Since updating to R80.10 (from R77.30) we had stability issues with VPN tunnels to our branch offices where we use different vendor products (Bintec). Updating to R80.20 and R80.30 did not solve the problem. We went though all the basics and removed any inconsequences in configuration on both ends (which weren't an issue when peering with R77.30 or earlier) and tried different configurations with little result.
Eventually we discovered the remote router uses different source ports (not UDP 500) when acting as a IKE initiator (or sending IKE sa delete messages). The Check Point ignored these IKE messages (though the rulebase did allow them to be delivered). This resulted in problems in the phase 2 rekeying procedure because IKE SA tables on both ends got out of sync.
We fixed this matter by fixing/forcing the source port at the Bintec to UDP 500 with a fix provided by their (very reponsive and cooperative) support center. So you might think now: problem fixed, why raise the issue here?
Well, I'm still curious about the "not our problem, go to Bintec" statement we received from Check Point via our service provider when we raised this issue. I still believe Check Point should've fixed their part of the problem too.

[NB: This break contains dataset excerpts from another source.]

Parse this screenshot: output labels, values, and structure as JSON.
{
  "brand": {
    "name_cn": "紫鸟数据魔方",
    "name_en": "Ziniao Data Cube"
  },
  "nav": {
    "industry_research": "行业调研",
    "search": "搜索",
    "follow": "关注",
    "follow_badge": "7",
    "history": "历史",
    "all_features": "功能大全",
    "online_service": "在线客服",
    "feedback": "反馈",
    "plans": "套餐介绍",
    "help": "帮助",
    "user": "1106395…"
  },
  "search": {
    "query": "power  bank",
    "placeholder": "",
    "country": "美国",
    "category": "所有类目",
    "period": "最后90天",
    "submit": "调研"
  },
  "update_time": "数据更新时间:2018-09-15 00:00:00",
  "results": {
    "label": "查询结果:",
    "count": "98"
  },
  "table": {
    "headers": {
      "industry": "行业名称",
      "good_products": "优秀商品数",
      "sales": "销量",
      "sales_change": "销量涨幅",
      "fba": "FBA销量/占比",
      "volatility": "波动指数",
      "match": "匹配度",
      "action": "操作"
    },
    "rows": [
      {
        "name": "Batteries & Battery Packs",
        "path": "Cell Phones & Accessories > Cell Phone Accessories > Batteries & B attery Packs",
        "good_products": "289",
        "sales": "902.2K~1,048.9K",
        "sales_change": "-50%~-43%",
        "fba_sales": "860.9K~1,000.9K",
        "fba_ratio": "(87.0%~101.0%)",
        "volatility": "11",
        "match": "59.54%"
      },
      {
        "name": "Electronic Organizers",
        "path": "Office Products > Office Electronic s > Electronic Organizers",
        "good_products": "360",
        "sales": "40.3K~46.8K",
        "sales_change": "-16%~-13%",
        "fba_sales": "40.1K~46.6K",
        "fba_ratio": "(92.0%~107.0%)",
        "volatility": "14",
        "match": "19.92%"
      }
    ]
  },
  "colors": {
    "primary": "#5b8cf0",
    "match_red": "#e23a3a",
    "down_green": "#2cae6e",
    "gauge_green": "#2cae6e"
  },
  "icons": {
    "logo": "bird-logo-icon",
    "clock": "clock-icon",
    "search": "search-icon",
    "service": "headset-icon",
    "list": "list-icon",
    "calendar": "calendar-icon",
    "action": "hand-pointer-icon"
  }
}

When our service provider raised the issue at Check Point the answer was that the sourceport should be 500 no matter what, if a NAT is present is should switch to UDP4500 as described in RFC 3947 chapter 4. End of story, no fix from Check Point.
However, investigating the matter and reading RFC3947 I found out that it states the following in chapter 3:
Recipients MUST reply back to the source address from the packet (see
[RFC3715], section 2.1, case d). This means that when the original
responder is doing rekeying or sending notifications to the original
initiator, it MUST send the packets using the same set of port and IP
numbers used when the IKE SA was last used.
For example, when the initiator sends a packet with source and
destination port 500, the NAT may change it to a packet with source
port 12312 and destination port 500. The responder must be able to
process the packet whose source port is 12312. It must reply back
with a packet whose source port is 500 and destination port is 12312.
The NAT will then translate this packet to source port 500 and
destination port 500.
Reading the above my conclusion is that if Check Point would be compliant with IKE standards it should have responded to the IKE messages coming from source ports other than 500 and the instability shouldn't have occured. It doesn't really matter what the reason is for chosing another sourceport, it should just reply to that port.
Can someone please enlighten me why it does not behave in compliance with RFC3947 and will this behaviour be changed in future releases? For this matter I prefer to communicate directly with Check Point rather than through our service provider (they consider the case closed too). As I can imagine other customers may run into this problem when upgrading to R80 too I prefer to keep the answer in public, Thanks!